The NYT’s covers Ashcroft’s recusing himself from the Plame investigation and appointing Justice Dept. colleague Patrick Fitzgerald to the case.
No headlines found concerning France’s possible indictment of Dick Cheney in their ongoing probe of Halliburton.
According to Doug Ireland in Will the French Indict Cheney?:
One of France’s best-known investigating magistrates, Judge Renaud van Ruymbeke–who came to fame by unearthing major French campaign finance scandals in the 1990s that led to a raft of indictments–has been conducting a probe of the Nigeria deal since October. And, three days before Christmas, the Paris daily Le Figaro front-paged the news that Judge van Ruymbeke had notified the Justice Ministry that Cheney might be among those eventually indicted as a result of his investigation.

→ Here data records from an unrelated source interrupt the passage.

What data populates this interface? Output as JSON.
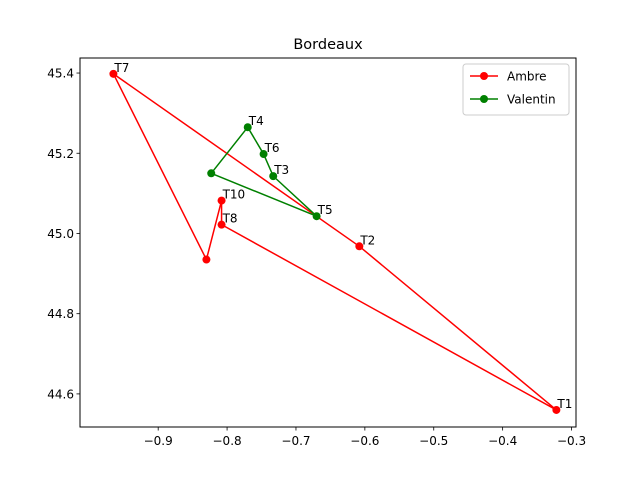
{
  "chart_data": {
    "type": "line",
    "title": "Bordeaux",
    "xlabel": "",
    "ylabel": "",
    "xlim": [
      -1.0135,
      -0.2935
    ],
    "ylim": [
      44.5175,
      45.4375
    ],
    "xticks": [
      -0.9,
      -0.8,
      -0.7,
      -0.6,
      -0.5,
      -0.4,
      -0.3
    ],
    "yticks": [
      44.6,
      44.8,
      45.0,
      45.2,
      45.4
    ],
    "xtick_labels": [
      "−0.9",
      "−0.8",
      "−0.7",
      "−0.6",
      "−0.5",
      "−0.4",
      "−0.3"
    ],
    "ytick_labels": [
      "44.6",
      "44.8",
      "45.0",
      "45.2",
      "45.4"
    ],
    "grid": false,
    "legend_position": "upper right",
    "series": [
      {
        "name": "Ambre",
        "color": "#ff0000",
        "marker": "circle",
        "points": [
          {
            "label": "T1",
            "x": -0.322,
            "y": 44.56
          },
          {
            "label": "T2",
            "x": -0.608,
            "y": 44.968
          },
          {
            "label": "T7",
            "x": -0.965,
            "y": 45.398
          },
          {
            "label": "",
            "x": -0.83,
            "y": 44.935
          },
          {
            "label": "T10",
            "x": -0.808,
            "y": 45.082
          },
          {
            "label": "T8",
            "x": -0.808,
            "y": 45.022
          }
        ],
        "closed": true
      },
      {
        "name": "Valentin",
        "color": "#008000",
        "marker": "circle",
        "points": [
          {
            "label": "T4",
            "x": -0.77,
            "y": 45.265
          },
          {
            "label": "T6",
            "x": -0.747,
            "y": 45.198
          },
          {
            "label": "T3",
            "x": -0.733,
            "y": 45.143
          },
          {
            "label": "T5",
            "x": -0.67,
            "y": 45.043
          },
          {
            "label": "",
            "x": -0.823,
            "y": 45.15
          }
        ],
        "closed": true
      }
    ]
  }
}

According to accounts in the French press, Judge van Ruymbeke believes that some or all of $180 million in so-called secret “retrocommissions” paid by Halliburton and Technip were, in fact, bribes given to Nigerian officials and others to grease the wheels for the refinery’s construction. These reports say van Ruymbeke has fingered as the bagman in the operation a 55-year-old London lawyer, Jeffrey Tesler, who has worked for Halliburton for some thirty years. It was Tesler who was paid the $180 million as a “commercial consultant” through a Gibraltar-based front company he set up called TriStar. TriStar, in turn, got the money from a consortium set up for the Nigeria deal by Halliburton and Technip and registered in Madeira, the Portuguese offshore island where taxes don’t apply. According to Agence France-Presse, a former top Technip official, Georges Krammer, has testified that the Madeira-based consortium was a “slush fund” controlled by Halliburton–through its subsidiary Kellogg Brown & Root–and Technip. Krammer, who is cooperating with the investigation, also swore that Tesler was imposed as the intermediary by Halliburton over the objections of Technip.